Seoul — South Korea’s main intelligence agency said on Wednesday it had filed criminal complaints against two of its former bosses on charges of abuse of power in cases linked to North Korea during the previous administration.

The National Intelligence Service (NIS) said it filed the complaints with the Supreme Prosecutors’ Office, accusing Suh Hoon and Park Jie-won, who led the agency under the government of Moon Jae-in, of ordering an investigation to end and destroy intelligence documents, respectively.

Suh’s case involved a 2019 decision to deport two North Korean fishermen suspected of murdering 16 of their shipmates. Park’s case involved the shooting to death of a South Korean fisheries official by North Korean troops in 2020.

Reuters was unable to reach Suh for comment but Park denied the NIS accusation in a Facebook post saying it was “fiction”.

“I will honourably reveal the truth,” said Park, who accused the new government of politicising the NIS.

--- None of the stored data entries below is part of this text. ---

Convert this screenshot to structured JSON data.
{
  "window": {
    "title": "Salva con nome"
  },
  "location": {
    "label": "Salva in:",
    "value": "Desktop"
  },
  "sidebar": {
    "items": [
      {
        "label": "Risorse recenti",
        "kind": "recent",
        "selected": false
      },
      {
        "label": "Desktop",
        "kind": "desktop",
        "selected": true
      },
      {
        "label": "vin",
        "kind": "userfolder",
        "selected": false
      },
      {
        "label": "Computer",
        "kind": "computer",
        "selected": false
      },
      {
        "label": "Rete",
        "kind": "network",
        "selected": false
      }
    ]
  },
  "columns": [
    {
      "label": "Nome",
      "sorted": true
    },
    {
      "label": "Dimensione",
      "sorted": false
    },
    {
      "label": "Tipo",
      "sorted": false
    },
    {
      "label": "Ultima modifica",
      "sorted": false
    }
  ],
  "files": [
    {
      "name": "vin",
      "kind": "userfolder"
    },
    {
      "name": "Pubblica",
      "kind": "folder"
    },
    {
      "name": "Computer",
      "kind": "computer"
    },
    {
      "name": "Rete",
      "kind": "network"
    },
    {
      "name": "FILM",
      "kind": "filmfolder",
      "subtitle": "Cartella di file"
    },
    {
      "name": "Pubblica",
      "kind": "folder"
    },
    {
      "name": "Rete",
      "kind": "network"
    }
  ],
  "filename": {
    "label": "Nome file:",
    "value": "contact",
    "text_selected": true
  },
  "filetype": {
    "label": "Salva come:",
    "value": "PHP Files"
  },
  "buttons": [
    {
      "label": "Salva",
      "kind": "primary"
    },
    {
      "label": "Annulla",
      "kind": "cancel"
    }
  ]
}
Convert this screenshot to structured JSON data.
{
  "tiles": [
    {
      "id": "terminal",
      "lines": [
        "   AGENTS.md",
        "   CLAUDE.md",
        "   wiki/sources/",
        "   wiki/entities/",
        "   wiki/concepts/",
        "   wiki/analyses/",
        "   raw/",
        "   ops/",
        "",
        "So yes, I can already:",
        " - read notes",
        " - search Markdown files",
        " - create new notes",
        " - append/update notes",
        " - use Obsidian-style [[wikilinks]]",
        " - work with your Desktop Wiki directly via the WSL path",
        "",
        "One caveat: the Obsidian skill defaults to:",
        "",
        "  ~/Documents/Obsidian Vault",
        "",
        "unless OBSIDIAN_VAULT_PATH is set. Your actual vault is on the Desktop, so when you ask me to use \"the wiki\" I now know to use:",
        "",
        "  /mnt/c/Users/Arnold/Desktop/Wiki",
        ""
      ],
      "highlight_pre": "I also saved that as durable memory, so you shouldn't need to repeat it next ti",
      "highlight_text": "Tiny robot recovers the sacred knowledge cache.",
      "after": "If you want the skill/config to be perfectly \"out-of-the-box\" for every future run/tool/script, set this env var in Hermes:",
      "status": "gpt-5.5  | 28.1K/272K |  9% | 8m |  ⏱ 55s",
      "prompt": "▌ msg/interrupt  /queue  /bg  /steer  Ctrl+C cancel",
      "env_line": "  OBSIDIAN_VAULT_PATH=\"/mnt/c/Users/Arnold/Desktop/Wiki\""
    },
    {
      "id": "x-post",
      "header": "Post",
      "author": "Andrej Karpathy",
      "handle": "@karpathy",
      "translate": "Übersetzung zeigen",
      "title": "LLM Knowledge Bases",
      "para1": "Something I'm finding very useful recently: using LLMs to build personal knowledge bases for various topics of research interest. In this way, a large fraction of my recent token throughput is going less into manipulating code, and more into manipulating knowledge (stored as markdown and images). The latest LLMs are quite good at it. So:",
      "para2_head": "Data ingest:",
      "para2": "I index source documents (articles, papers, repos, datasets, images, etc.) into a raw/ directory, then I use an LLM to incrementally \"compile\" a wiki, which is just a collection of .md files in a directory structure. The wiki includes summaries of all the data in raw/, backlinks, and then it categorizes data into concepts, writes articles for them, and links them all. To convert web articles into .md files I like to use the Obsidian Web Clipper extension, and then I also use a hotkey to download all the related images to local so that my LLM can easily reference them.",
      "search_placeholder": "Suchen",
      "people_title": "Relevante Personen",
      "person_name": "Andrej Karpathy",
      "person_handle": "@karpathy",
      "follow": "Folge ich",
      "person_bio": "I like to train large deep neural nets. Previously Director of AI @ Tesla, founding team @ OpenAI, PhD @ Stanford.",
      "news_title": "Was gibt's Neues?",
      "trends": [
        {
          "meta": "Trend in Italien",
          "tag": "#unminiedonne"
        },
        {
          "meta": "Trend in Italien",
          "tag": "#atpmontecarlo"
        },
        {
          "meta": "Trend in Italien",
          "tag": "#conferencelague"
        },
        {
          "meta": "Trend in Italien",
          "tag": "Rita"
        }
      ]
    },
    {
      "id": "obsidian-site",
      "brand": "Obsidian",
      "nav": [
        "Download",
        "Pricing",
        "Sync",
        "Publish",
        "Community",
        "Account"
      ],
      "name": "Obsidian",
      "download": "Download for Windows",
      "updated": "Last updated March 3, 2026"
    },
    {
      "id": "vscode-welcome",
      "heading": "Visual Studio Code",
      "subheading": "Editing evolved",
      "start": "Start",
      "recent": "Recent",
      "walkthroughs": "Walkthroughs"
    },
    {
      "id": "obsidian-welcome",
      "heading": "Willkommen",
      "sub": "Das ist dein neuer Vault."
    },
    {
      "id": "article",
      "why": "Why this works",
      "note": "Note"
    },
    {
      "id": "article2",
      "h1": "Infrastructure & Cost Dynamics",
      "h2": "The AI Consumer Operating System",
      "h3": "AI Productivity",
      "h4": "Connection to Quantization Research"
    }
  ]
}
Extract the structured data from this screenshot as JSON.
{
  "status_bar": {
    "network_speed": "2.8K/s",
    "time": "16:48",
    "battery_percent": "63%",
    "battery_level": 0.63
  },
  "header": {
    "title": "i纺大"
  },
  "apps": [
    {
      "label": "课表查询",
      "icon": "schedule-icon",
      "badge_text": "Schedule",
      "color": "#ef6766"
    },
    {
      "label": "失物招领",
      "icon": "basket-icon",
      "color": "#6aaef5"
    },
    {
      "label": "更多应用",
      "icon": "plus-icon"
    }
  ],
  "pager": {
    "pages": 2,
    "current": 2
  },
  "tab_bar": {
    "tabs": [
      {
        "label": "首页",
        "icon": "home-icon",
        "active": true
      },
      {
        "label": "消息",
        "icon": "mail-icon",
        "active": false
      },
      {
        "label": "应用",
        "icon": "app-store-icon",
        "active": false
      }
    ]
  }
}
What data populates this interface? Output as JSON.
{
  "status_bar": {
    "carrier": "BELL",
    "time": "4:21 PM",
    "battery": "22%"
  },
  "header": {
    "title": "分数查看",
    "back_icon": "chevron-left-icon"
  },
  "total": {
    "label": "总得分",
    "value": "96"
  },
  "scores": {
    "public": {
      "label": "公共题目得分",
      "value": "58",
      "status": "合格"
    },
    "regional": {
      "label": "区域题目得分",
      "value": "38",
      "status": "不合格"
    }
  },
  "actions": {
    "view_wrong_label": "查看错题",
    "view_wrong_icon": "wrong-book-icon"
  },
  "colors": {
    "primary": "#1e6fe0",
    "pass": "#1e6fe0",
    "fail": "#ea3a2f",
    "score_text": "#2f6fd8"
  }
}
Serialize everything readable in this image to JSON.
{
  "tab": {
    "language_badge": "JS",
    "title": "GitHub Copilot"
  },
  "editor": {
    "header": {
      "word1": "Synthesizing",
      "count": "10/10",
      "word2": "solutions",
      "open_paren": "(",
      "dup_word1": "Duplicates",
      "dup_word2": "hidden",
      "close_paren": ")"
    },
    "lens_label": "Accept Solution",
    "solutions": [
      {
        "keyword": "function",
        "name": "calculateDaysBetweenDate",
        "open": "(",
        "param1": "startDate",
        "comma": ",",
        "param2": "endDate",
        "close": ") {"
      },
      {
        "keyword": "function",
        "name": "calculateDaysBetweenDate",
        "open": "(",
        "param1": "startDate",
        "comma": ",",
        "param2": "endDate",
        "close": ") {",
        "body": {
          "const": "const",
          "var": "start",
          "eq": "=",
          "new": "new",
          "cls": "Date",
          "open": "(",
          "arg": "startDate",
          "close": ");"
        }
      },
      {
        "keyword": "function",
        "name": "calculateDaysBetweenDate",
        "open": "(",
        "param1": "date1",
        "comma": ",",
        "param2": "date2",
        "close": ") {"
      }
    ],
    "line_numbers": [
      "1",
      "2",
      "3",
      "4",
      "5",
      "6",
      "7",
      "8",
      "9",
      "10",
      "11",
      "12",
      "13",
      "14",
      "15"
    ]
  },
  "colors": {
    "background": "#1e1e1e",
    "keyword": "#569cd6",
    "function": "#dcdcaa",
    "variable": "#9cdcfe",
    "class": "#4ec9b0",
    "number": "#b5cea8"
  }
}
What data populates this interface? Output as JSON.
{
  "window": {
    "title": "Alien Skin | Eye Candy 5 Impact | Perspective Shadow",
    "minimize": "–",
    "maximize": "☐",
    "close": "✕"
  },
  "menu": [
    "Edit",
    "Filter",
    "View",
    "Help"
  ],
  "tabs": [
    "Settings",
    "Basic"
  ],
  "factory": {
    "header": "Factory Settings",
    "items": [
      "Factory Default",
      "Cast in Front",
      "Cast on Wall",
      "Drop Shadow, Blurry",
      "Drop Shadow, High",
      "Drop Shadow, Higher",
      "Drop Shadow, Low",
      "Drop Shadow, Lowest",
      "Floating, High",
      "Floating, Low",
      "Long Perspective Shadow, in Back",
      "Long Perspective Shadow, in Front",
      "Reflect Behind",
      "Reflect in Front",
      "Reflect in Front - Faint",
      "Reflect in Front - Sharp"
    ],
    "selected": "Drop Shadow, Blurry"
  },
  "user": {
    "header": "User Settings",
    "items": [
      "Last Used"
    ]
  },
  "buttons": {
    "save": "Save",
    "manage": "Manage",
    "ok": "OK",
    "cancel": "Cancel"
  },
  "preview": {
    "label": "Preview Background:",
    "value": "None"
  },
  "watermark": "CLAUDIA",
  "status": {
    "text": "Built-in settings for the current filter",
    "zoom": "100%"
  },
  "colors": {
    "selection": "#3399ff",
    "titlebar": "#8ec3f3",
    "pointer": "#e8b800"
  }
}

The filings come after President Yoon Suk-yeol, who assumed office in May, hinted at the possibility of reviewing the cases. Yoon had said in the run-up to the presidential election in March that his predecessor’s North Korea policy was “submissive”.

The NIS said in a statement that Suh was suspected of forcing officials to close an investigation into the North Korean fishermen and of drafting a false document.

The Moon administration, which was keen to improve ties with North Korea, sent the two North Korean fishermen back to North Korea. It said they were “dangerous criminals” who killed their colleagues while crossing by sea, and that they would cause harm if they were accepted into South Korean society.

The NIS said Park was suspected of destroying intelligence reports on the case involving the South Korean fisheries official, in violation of procedures. The South Korean official went missing at sea in September 2020 while working as a fishing inspector.

North Korean authorities later shot him dead and set his body on fire, an incident that shocked many South Koreans and increased cross-border tension.

Soon after the incident North Korea’s official KCNA news agency accused South Korean opposition lawmakers of stoking controversy over it and blamed South Korea for failing to stop the man from crossing the maritime border.

North Korean soldiers had acted in self-defence as the fisheries official tried to flee, KCNA said.